Esra Aslan Turan dinden falan çıkmıyor, sapkın da değil. Sadece bugünün kadın hakları teorisinin getirdiği eleştirel bakışı tarihsel bir metne uygulayarak kolay bir zafer elde etmenin peşine düşüyor. Bunun, bütünüyle faydasız olduğunu söylemeye gerek bile yok.
Esra Aslan Turan üzerinden Ömer Nasuhi Bilmen’i mutlaklaştırarak dinamik bir süreç olarak ilerlemesi beklenen din kültürünü dondurmaya çabalayan isimler de doğru bir şey yapmıyor. Ürettikleri tuhaf nostalji duygusunun hiçbir işe yaramadığını fark etmiyor oluşları bu isimleri “toplumsal”ın dışına itiyor. Toplumsalın dışında olduklarını da fark etmiyorlar elbette. Çünkü ürettikleri “müze-dil”le ortaya koydukları “Asrısaadet simülasyonlar”ını gerçek zannediyorlar.
Ömer Nasuhi Bilmen’i ya da bir başka ismi ait olduğu rafa “referans” olarak kaldırmak en sağlıklı yaklaşımken onun ürettiğini “bugün de mutlak” saymakla, onun ürettiğini “bütünüyle yok saymak” aynı şey.

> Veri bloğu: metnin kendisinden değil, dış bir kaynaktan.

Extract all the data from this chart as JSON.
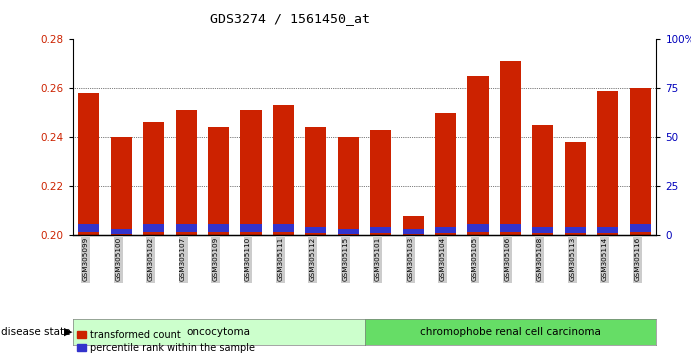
{
  "title": "GDS3274 / 1561450_at",
  "samples": [
    "GSM305099",
    "GSM305100",
    "GSM305102",
    "GSM305107",
    "GSM305109",
    "GSM305110",
    "GSM305111",
    "GSM305112",
    "GSM305115",
    "GSM305101",
    "GSM305103",
    "GSM305104",
    "GSM305105",
    "GSM305106",
    "GSM305108",
    "GSM305113",
    "GSM305114",
    "GSM305116"
  ],
  "transformed_count": [
    0.258,
    0.24,
    0.246,
    0.251,
    0.244,
    0.251,
    0.253,
    0.244,
    0.24,
    0.243,
    0.208,
    0.25,
    0.265,
    0.271,
    0.245,
    0.238,
    0.259,
    0.26
  ],
  "percentile_rank_bottom": [
    0.2015,
    0.2005,
    0.2015,
    0.2015,
    0.2015,
    0.2015,
    0.2015,
    0.201,
    0.2005,
    0.201,
    0.2005,
    0.201,
    0.2015,
    0.2015,
    0.201,
    0.201,
    0.201,
    0.2015
  ],
  "percentile_rank_height": [
    0.003,
    0.002,
    0.003,
    0.003,
    0.003,
    0.003,
    0.003,
    0.0025,
    0.002,
    0.0025,
    0.002,
    0.0025,
    0.003,
    0.003,
    0.0025,
    0.0025,
    0.0025,
    0.003
  ],
  "ymin": 0.2,
  "ymax": 0.28,
  "yticks_left": [
    0.2,
    0.22,
    0.24,
    0.26,
    0.28
  ],
  "yticks_right": [
    0,
    25,
    50,
    75,
    100
  ],
  "bar_color_red": "#cc2200",
  "bar_color_blue": "#3333cc",
  "oncocytoma_count": 9,
  "chromophobe_count": 9,
  "oncocytoma_label": "oncocytoma",
  "chromophobe_label": "chromophobe renal cell carcinoma",
  "disease_state_label": "disease state",
  "legend_red": "transformed count",
  "legend_blue": "percentile rank within the sample",
  "oncocytoma_color": "#ccffcc",
  "chromophobe_color": "#66dd66",
  "bg_color": "#ffffff",
  "tick_label_bg": "#cccccc"
}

Dinin ürettiği kültürün dinamik çözümleyicileri olmak yerine “kültürün içinde donmak” ve/veya o kültürü bir başka kültürün teorisine kurban etmek aynı şey.
Bütün bu aynılıkların içerisinde kaybolan “toplumsallık” için ne yapılabileceğine dairse elimizde herhangi bir umut ve ufuk görünmüyor ne yazık ki. Herkes kendi dükkânıyla mutlu, kendi tezgâhıyla mesut.
Bunları da yarın öbür gün “Yahu bize neler oldu böyle?” sorusu karşısında aramızdan hiç kimse yan çizmesin diye yazıyorum. Bütün bunlar olurken hepimiz oradaydık ve çok aşırı mutluyduk çünkü.